Henrick Karoliszyn is an award-winning journalist and Doctor of Social Work (DSW). A former national correspondent at the New York Daily News, he covered criminal justice as a staff writer at The Wall Street Journal and the New Orleans Times-Picayune. His work has also appeared in The New York Times, the New York Post, Newsweek, Aeon Magazine, and the Rolling Stone Magazine commemorative book, “Cover to Cover: the First 40 Years.”

His exclusive story about the Caramel Curves, the all-female motorcycle club in New Orleans, led to a series with the group on VICE and a collaboration with Rihanna in 2021. His work has been recognized with a National Association of Black Journalists award, a National Headliner award, and Society of Silurians journalism award. He is also the recipient of a Kiplinger Fellowship in Public Affairs Journalism at The Ohio State University, a Tow Foundation Juvenile Justice Reporting Fellowship at the Center on Media, Crime, and Justice at John Jay College, and a Journalist Law School Fellowship at LMU Loyola Law School.

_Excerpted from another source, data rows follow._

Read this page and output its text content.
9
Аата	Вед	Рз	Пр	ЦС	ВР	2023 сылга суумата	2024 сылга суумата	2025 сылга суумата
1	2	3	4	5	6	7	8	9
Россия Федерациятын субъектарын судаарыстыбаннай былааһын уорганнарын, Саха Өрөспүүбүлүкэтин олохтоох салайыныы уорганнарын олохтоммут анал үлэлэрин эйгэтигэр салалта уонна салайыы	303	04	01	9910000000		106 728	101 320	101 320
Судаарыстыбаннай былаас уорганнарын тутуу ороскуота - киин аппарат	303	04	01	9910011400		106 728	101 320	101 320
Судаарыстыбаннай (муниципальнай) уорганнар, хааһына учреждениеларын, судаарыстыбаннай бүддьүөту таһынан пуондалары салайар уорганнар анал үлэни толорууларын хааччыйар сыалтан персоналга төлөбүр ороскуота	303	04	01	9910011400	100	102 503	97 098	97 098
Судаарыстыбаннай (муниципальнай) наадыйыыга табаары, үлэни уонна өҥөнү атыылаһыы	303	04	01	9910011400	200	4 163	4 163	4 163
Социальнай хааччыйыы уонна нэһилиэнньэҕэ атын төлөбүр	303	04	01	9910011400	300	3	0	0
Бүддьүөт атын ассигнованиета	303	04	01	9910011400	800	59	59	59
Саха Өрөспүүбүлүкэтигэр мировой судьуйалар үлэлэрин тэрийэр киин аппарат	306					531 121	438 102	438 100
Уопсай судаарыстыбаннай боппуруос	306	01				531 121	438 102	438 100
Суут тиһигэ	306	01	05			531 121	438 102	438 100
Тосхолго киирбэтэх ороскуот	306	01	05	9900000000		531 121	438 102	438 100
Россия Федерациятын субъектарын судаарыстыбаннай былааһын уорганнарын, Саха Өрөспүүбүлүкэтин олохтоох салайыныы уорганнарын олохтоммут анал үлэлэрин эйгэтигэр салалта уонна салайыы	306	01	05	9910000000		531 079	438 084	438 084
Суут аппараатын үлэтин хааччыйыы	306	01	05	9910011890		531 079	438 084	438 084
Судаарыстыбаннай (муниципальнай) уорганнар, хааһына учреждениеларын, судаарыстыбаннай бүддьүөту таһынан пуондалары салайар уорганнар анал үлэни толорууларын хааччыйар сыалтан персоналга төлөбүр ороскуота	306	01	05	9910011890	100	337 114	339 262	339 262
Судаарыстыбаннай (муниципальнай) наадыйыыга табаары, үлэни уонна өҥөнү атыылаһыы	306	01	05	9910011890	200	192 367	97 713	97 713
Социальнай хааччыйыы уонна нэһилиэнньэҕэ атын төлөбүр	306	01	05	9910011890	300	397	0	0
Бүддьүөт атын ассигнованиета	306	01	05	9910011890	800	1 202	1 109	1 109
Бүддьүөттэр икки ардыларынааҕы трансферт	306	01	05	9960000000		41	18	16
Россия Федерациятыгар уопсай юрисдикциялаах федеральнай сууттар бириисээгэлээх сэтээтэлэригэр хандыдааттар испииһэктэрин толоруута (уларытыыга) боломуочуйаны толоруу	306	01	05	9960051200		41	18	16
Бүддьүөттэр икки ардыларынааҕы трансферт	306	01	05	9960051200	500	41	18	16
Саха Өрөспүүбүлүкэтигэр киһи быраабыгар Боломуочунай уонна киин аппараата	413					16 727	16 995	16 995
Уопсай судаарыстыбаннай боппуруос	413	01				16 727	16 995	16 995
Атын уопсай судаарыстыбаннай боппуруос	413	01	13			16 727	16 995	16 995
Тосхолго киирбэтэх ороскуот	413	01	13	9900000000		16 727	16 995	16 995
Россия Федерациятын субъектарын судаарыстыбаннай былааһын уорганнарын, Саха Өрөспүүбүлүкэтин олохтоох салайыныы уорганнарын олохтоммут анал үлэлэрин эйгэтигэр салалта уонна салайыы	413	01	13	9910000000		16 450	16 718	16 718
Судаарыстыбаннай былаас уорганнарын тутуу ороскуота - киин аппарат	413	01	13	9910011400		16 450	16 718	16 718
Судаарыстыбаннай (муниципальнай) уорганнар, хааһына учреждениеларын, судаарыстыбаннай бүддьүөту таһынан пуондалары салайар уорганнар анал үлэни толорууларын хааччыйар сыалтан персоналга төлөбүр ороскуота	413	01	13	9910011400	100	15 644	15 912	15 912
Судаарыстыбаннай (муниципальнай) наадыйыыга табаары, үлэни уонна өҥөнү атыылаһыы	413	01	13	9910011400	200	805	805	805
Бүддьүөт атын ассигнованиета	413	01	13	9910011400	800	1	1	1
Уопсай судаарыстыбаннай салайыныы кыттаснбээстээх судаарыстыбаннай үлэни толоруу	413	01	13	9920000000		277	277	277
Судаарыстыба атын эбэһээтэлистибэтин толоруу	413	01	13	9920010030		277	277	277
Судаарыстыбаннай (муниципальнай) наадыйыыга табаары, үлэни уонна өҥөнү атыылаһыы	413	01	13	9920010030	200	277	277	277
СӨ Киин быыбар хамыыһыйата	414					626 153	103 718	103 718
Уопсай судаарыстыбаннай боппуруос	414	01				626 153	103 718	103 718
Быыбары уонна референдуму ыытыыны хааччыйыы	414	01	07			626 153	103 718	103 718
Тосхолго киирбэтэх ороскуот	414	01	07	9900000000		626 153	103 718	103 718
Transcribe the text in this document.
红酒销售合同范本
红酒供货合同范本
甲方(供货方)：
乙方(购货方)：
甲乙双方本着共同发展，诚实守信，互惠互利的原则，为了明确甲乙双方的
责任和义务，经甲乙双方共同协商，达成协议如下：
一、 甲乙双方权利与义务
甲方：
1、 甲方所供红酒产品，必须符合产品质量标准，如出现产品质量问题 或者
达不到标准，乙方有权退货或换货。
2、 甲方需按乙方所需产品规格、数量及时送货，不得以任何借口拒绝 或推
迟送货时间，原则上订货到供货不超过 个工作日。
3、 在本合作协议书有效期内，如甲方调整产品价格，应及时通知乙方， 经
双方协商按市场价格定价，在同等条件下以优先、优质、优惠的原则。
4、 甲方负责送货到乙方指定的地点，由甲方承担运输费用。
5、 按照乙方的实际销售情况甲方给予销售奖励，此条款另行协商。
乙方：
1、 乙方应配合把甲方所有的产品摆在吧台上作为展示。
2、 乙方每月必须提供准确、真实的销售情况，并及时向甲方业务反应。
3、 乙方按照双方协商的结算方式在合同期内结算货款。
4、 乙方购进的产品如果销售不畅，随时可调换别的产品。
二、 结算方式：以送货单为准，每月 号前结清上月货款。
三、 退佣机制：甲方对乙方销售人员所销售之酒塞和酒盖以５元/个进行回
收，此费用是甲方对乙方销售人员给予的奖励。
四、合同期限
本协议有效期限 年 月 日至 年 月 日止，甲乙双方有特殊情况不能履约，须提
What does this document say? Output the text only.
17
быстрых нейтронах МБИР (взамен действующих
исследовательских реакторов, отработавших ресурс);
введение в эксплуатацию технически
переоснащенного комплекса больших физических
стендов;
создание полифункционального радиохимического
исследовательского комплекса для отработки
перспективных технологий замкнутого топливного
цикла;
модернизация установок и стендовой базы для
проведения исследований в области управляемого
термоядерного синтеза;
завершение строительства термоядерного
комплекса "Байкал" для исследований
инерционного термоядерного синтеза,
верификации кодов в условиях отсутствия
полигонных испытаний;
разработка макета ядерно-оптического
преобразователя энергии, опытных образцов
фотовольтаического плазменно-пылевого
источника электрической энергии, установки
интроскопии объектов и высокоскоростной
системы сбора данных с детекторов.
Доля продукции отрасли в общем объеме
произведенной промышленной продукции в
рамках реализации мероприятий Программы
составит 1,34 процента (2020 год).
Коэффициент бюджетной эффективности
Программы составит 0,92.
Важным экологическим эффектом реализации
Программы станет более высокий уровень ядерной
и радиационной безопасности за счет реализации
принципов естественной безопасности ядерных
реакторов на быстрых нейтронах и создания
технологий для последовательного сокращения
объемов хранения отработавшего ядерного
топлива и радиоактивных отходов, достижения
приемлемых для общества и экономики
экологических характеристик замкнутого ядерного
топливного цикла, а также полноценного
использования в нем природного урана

His reporting was nominated by editors to the Pulitzer Board for his coverage of Occupy Wall Street and the Sandy Hook mass shooting. He received his DSW in 2025 from the University of Southern California and focused his capstone research on the effects of secondary trauma on the American freelance journalist population. He lives in New Orleans.

Karoliszyn briefed National Press Foundation fellows in November 2025: The Cost of Bearing Witness: Mental Health, Trauma, and the Weight Journalists Carry.